Watermark: Deliberate design or pattern in paper made by a dandy roll as the pulp passes to the wet end processes; a watermark can be seen by holding the paper up to the light.
Wastewater Effluent: Wastewater measures the amount of process water that is treated and discharged to a mill’s receiving waters. Wastewater volume indicates both the amount of fresh water needed in production and the potential impact of wastewater discharges on the receiving waters.
Web Printing Press: Printing press working continuously and using paper webs (reels).
Welding: Occurs when the edges of paper is not cut cleanly, causing them to stick together.
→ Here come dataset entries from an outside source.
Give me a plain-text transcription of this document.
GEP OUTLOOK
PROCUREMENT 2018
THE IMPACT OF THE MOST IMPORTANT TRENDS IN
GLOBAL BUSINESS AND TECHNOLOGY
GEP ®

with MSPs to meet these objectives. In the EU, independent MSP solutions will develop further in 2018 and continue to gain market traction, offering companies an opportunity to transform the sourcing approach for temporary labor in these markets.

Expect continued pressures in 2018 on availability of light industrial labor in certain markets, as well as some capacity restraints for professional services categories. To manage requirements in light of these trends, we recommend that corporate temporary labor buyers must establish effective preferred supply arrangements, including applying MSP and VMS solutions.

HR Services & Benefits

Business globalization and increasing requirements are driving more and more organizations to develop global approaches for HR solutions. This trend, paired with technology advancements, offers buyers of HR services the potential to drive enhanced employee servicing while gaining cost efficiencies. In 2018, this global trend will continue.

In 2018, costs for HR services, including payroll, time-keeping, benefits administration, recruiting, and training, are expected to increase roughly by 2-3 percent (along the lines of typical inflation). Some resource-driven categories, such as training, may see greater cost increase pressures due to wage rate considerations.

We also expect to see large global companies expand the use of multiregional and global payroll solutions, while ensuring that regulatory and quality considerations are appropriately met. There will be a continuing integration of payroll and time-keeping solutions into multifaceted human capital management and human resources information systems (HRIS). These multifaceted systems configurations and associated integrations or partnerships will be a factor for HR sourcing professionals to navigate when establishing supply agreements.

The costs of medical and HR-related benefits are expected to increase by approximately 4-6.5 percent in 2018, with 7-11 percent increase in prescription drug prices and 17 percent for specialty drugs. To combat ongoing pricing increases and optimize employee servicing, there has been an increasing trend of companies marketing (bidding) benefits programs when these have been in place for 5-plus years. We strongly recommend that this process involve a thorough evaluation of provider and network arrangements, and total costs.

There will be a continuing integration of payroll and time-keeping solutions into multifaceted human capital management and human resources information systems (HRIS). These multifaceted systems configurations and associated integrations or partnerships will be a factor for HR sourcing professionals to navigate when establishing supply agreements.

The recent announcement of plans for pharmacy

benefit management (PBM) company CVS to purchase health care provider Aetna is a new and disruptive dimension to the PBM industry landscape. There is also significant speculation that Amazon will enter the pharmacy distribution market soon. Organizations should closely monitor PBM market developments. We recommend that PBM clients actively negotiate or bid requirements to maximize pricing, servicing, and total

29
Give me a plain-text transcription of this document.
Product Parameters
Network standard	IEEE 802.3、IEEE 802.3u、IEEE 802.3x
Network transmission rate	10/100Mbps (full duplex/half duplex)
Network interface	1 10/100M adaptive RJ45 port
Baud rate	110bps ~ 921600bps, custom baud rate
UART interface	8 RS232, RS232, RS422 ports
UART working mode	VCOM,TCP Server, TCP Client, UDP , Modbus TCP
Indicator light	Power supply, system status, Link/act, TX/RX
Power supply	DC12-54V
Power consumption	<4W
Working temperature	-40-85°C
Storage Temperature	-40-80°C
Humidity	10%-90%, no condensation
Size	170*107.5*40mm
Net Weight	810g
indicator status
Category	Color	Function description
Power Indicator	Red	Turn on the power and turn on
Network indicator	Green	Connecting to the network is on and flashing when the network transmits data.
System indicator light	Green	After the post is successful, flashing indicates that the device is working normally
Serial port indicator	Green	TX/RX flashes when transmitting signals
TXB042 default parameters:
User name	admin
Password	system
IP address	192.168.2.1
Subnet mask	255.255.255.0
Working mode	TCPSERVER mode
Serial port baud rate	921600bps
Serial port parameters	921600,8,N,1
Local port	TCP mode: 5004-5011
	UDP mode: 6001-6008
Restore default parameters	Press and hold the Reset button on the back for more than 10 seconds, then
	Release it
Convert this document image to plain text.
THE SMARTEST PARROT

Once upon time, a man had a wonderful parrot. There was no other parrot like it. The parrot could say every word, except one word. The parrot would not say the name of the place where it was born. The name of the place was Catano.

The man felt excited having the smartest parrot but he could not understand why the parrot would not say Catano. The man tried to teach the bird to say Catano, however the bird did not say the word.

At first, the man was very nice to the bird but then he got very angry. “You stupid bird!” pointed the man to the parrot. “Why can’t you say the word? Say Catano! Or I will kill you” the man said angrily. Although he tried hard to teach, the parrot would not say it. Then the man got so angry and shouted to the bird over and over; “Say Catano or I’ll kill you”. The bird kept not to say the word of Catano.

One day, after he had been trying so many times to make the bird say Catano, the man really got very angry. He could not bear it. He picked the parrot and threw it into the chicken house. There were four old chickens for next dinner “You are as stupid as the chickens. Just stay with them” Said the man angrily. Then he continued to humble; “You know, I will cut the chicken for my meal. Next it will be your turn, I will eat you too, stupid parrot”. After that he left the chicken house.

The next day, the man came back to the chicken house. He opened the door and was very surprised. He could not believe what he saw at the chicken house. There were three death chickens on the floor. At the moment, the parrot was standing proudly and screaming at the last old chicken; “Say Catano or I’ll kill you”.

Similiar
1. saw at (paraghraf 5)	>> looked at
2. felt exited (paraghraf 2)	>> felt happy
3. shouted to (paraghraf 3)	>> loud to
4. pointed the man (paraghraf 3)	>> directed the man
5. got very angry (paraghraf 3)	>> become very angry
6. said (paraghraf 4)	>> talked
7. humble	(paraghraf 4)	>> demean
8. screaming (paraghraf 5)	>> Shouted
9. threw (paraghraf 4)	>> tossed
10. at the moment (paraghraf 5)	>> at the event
Wet End: The first stages of a paper machine before the drying process; at the wet end, pulp is fed in and much of the high percentage of water is eliminated by drainage, suction and press rollers, leaving a web of paper which then passes to the drying cylinders.
Whiteness: The paper is perceived to be white due to high brightness, elevated diffusion and minimum perception of shades.
Width: Size from side to side (crosswise) of a paper reel (paper and print).
Winder (Pope): Cylinder at the end of the paper machine serving to wind the Jumbo Roll.
Wire side: Paper side in contact with the wire of the paper machine (with a slight grid pattern).
Wood containing (paper ~): Paper containing a certain proportion of mechanical pulp (from 40 to 70%).
Wood free (paper ~): Paper entirely made from chemical pulp and free from wood based impurities, such as lignin.
Work and Tumble: Printing one side of the sheet, then turning the sheet over, retaining the same sidelay edges but reversing the front and back edges, and using the same printing plate.
Work and Turn: Printing one side of the sheet, then turning the sheet over, retaining the same front and sidelay edges of the sheet and the dame printing plate.
Xerographic printing: Dry printing process, on a special electric copying machine.